Other plans in the works include putting up a fence and creating appropriate access for visitors.
“It’s a wonderful feeling and the people of Upshur County know we did the right thing,” Wilson Turner said.
THE WORK CONTINUES
Local historian Bill Starnes has been researching black cemeteries for years after moving to the area and discovering many are not documented.
He scouted the area in the 1990s and recorded the cemetery’s approximate locale, sharing his findings with the Turners and others curious about local history.
“A lot of people didn’t realize how prominent Mr. Dickson was around the state,” Starnes said, citing early accounts that describe the minister giving speeches to large audiences, some numbering in the thousands.
He has a 1923 map that depicts a layout of the orphanage and its many components, which includes a baby cottage.
Starnes volunteered with the Historic Upshur Museum and obtained copies of old photographs to hang in his restaurant, Walking S Steakhouse near Lake Gilmer, as a way to educate others and spark conversations about local history.
“Rev. Dickson’s portrait is the only individual portrait I have hanging in one area,” he said. “Rev. Dickson is a hero for all that he did.”
What remains unclear, however, is the whereabouts of Dickson’s final resting place.
“I can’t find his grave,” Starnes said. “He’s buried in Hearne, Texas, but I haven’t located it.”
There’s another aspect of the story that piques the historian’s interest: the timing of the orphanage’s opening, which happened roughly four months after a September 1900 Category 4 Hurricane churned through Galveston.

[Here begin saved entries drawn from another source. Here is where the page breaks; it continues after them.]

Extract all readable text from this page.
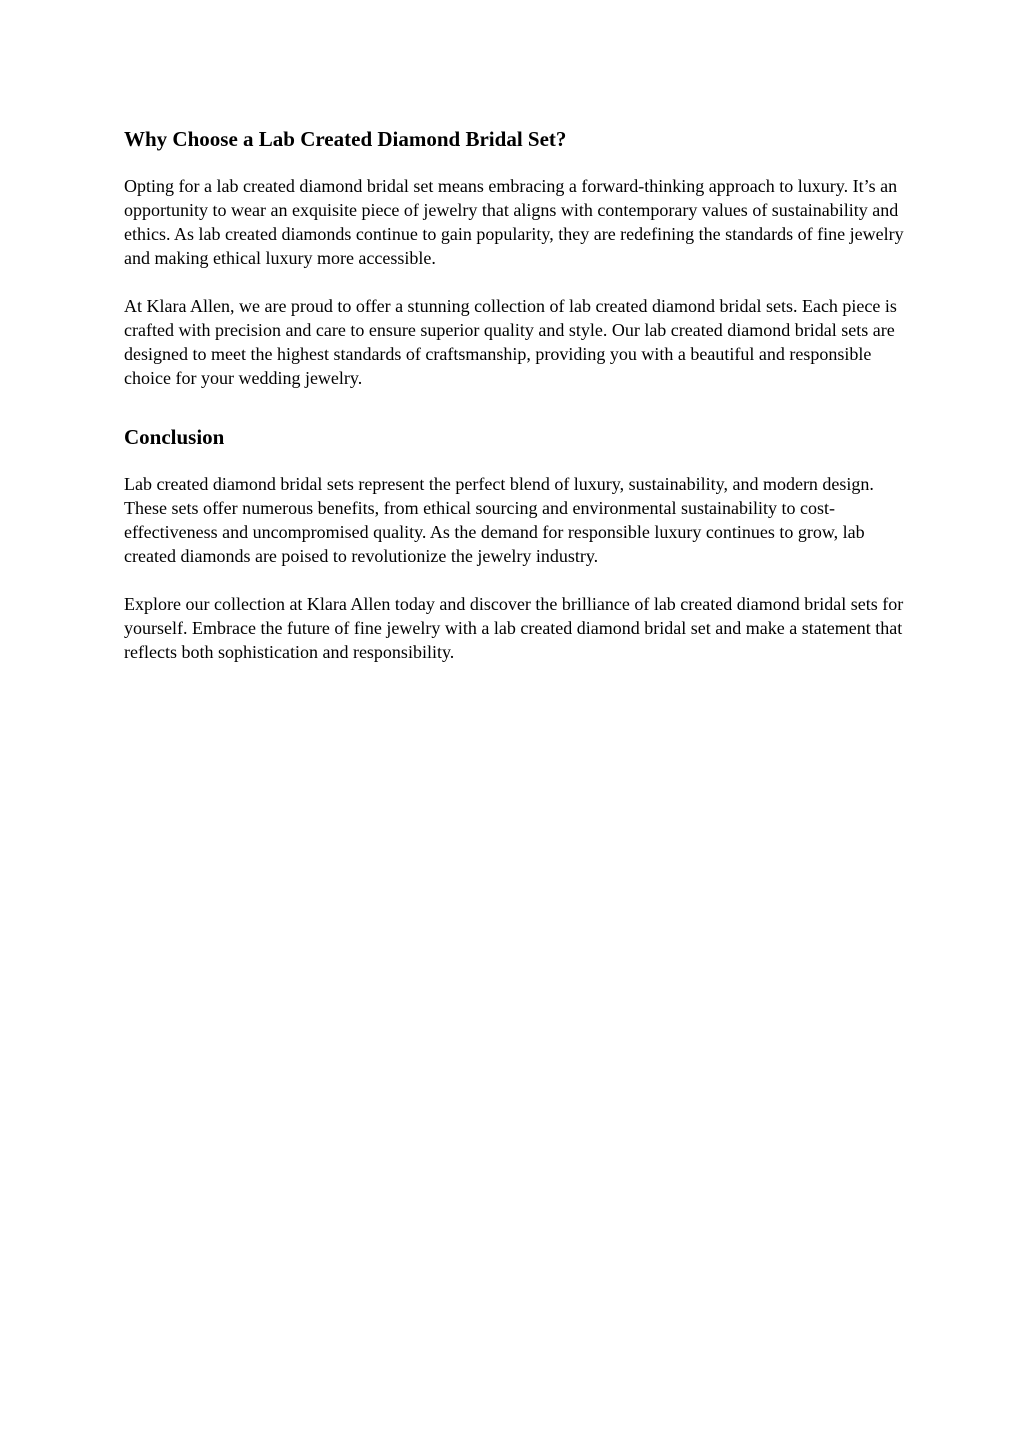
Why Choose a Lab Created Diamond Bridal Set?

Opting for a lab created diamond bridal set means embracing a forward-thinking approach to luxury. It’s an opportunity to wear an exquisite piece of jewelry that aligns with contemporary values of sustainability and ethics. As lab created diamonds continue to gain popularity, they are redefining the standards of fine jewelry and making ethical luxury more accessible.

At Klara Allen, we are proud to offer a stunning collection of lab created diamond bridal sets. Each piece is crafted with precision and care to ensure superior quality and style. Our lab created diamond bridal sets are designed to meet the highest standards of craftsmanship, providing you with a beautiful and responsible choice for your wedding jewelry.

Conclusion

Lab created diamond bridal sets represent the perfect blend of luxury, sustainability, and modern design. These sets offer numerous benefits, from ethical sourcing and environmental sustainability to cost-effectiveness and uncompromised quality. As the demand for responsible luxury continues to grow, lab created diamonds are poised to revolutionize the jewelry industry.

Explore our collection at Klara Allen today and discover the brilliance of lab created diamond bridal sets for yourself. Embrace the future of fine jewelry with a lab created diamond bridal set and make a statement that reflects both sophistication and responsibility.
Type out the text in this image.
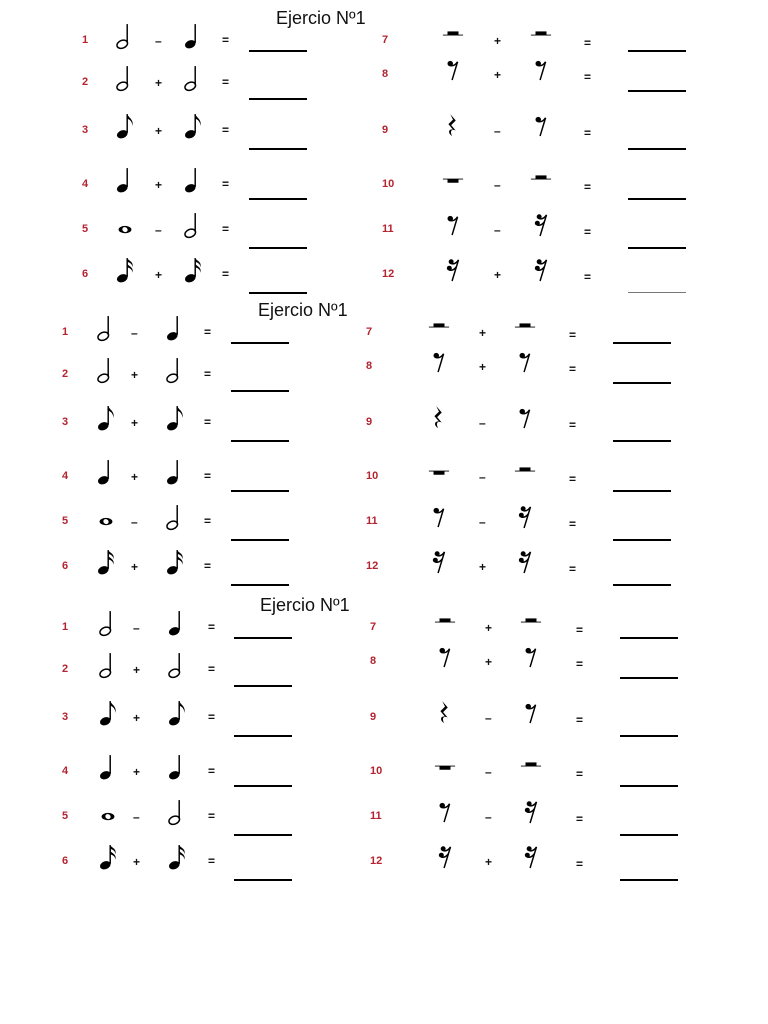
Ejercio Nº1
1	–	=
2	+	=
3	+	=
4	+	=
5	–	=
6	+	=
7	+	=
8	+	=
9	–	=
10	–	=
11	–	=
12	+	=
Ejercio Nº1
1	–	=
2	+	=
3	+	=
4	+	=
5	–	=
6	+	=
7	+	=
8	+	=
9	–	=
10	–	=
11	–	=
12	+	=
Ejercio Nº1
1	–	=
2	+	=
3	+	=
4	+	=
5	–	=
6	+	=
7	+	=
8	+	=
9	–	=
10	–	=
11	–	=
12	+	=
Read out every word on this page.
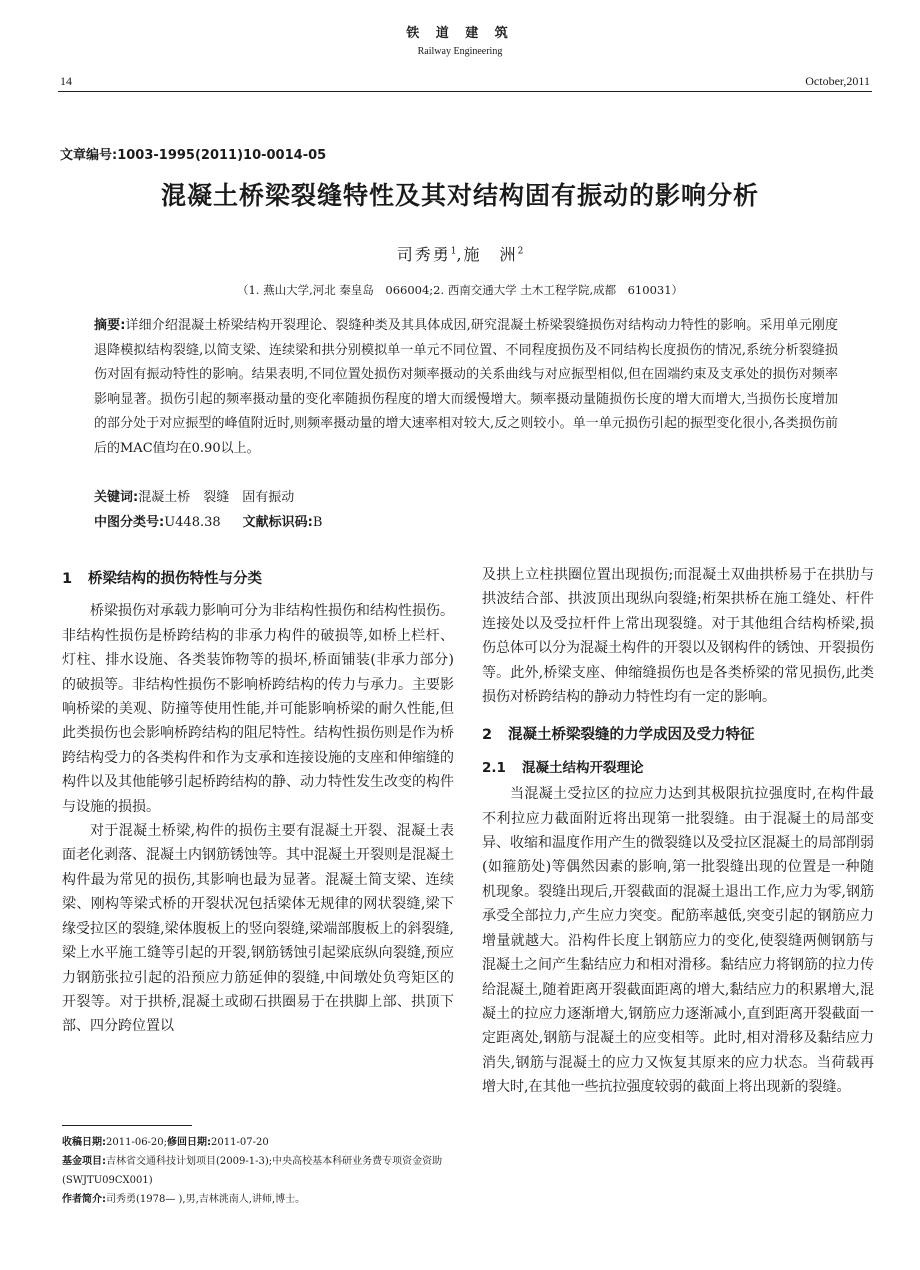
铁 道 建 筑
Railway Engineering
14	October,2011
文章编号:1003-1995(2011)10-0014-05
混凝土桥梁裂缝特性及其对结构固有振动的影响分析
司秀勇$^1$,施　洲$^2$
（1. 燕山大学,河北 秦皇岛　066004;2. 西南交通大学 土木工程学院,成都　610031）
摘要:详细介绍混凝土桥梁结构开裂理论、裂缝种类及其具体成因,研究混凝土桥梁裂缝损伤对结构动力特性的影响。采用单元刚度退降模拟结构裂缝,以简支梁、连续梁和拱分别模拟单一单元不同位置、不同程度损伤及不同结构长度损伤的情况,系统分析裂缝损伤对固有振动特性的影响。结果表明,不同位置处损伤对频率摄动的关系曲线与对应振型相似,但在固端约束及支承处的损伤对频率影响显著。损伤引起的频率摄动量的变化率随损伤程度的增大而缓慢增大。频率摄动量随损伤长度的增大而增大,当损伤长度增加的部分处于对应振型的峰值附近时,则频率摄动量的增大速率相对较大,反之则较小。单一单元损伤引起的振型变化很小,各类损伤前后的MAC值均在0.90以上。
关键词:混凝土桥　裂缝　固有振动
中图分类号:U448.38 文献标识码:B
1 桥梁结构的损伤特性与分类

桥梁损伤对承载力影响可分为非结构性损伤和结构性损伤。非结构性损伤是桥跨结构的非承力构件的破损等,如桥上栏杆、灯柱、排水设施、各类装饰物等的损坏,桥面铺装(非承力部分)的破损等。非结构性损伤不影响桥跨结构的传力与承力。主要影响桥梁的美观、防撞等使用性能,并可能影响桥梁的耐久性能,但此类损伤也会影响桥跨结构的阻尼特性。结构性损伤则是作为桥跨结构受力的各类构件和作为支承和连接设施的支座和伸缩缝的构件以及其他能够引起桥跨结构的静、动力特性发生改变的构件与设施的损损。

对于混凝土桥梁,构件的损伤主要有混凝土开裂、混凝土表面老化剥落、混凝土内钢筋锈蚀等。其中混凝土开裂则是混凝土构件最为常见的损伤,其影响也最为显著。混凝土简支梁、连续梁、刚构等梁式桥的开裂状况包括梁体无规律的网状裂缝,梁下缘受拉区的裂缝,梁体腹板上的竖向裂缝,梁端部腹板上的斜裂缝,梁上水平施工缝等引起的开裂,钢筋锈蚀引起梁底纵向裂缝,预应力钢筋张拉引起的沿预应力筋延伸的裂缝,中间墩处负弯矩区的开裂等。对于拱桥,混凝土或砌石拱圈易于在拱脚上部、拱顶下部、四分跨位置以

及拱上立柱拱圈位置出现损伤;而混凝土双曲拱桥易于在拱肋与拱波结合部、拱波顶出现纵向裂缝;桁架拱桥在施工缝处、杆件连接处以及受拉杆件上常出现裂缝。对于其他组合结构桥梁,损伤总体可以分为混凝土构件的开裂以及钢构件的锈蚀、开裂损伤等。此外,桥梁支座、伸缩缝损伤也是各类桥梁的常见损伤,此类损伤对桥跨结构的静动力特性均有一定的影响。

2 混凝土桥梁裂缝的力学成因及受力特征
2.1 混凝土结构开裂理论

当混凝土受拉区的拉应力达到其极限抗拉强度时,在构件最不利拉应力截面附近将出现第一批裂缝。由于混凝土的局部变异、收缩和温度作用产生的微裂缝以及受拉区混凝土的局部削弱(如箍筋处)等偶然因素的影响,第一批裂缝出现的位置是一种随机现象。裂缝出现后,开裂截面的混凝土退出工作,应力为零,钢筋承受全部拉力,产生应力突变。配筋率越低,突变引起的钢筋应力增量就越大。沿构件长度上钢筋应力的变化,使裂缝两侧钢筋与混凝土之间产生黏结应力和相对滑移。黏结应力将钢筋的拉力传给混凝土,随着距离开裂截面距离的增大,黏结应力的积累增大,混凝土的拉应力逐渐增大,钢筋应力逐渐减小,直到距离开裂截面一定距离处,钢筋与混凝土的应变相等。此时,相对滑移及黏结应力消失,钢筋与混凝土的应力又恢复其原来的应力状态。当荷载再增大时,在其他一些抗拉强度较弱的截面上将出现新的裂缝。

收稿日期:2011-06-20;修回日期:2011-07-20
基金项目:吉林省交通科技计划项目(2009-1-3);中央高校基本科研业务费专项资金资助(SWJTU09CX001)
作者简介:司秀勇(1978— ),男,吉林洮南人,讲师,博士。
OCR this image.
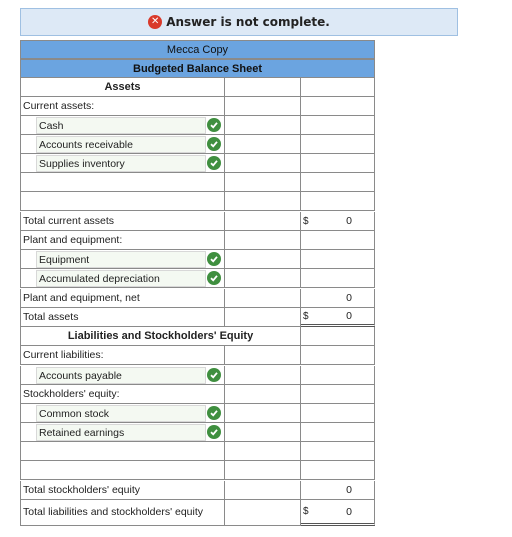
✕ Answer is not complete.
Mecca Copy
Budgeted Balance Sheet
Assets
Current assets:
Cash
Accounts receivable
Supplies inventory
Total current assets	$	0
Plant and equipment:
Equipment
Accumulated depreciation
Plant and equipment, net	0
Total assets	$	0
Liabilities and Stockholders' Equity
Current liabilities:
Accounts payable
Stockholders' equity:
Common stock
Retained earnings
Total stockholders' equity	0
Total liabilities and stockholders' equity	$	0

More than 6,000 people died in that hurricane, including almost 100 orphans from St. Mary’s Orphans Asylum, according to The 1900 Storm website recalling the disaster. Is it possible some of those storm victims were among the youngsters who found comfort at the orphanage?
Starnes said he doesn’t have an answer to that question, but when it comes to history, he doesn’t discount anything.
“You have to think of the era,” he said. “This (orphanage) was a safe haven; you like to think of it that way, anyway. Who knows what kind of situations those kids were in before they came there? It makes you feel good those kids were not just turned out on the streets.”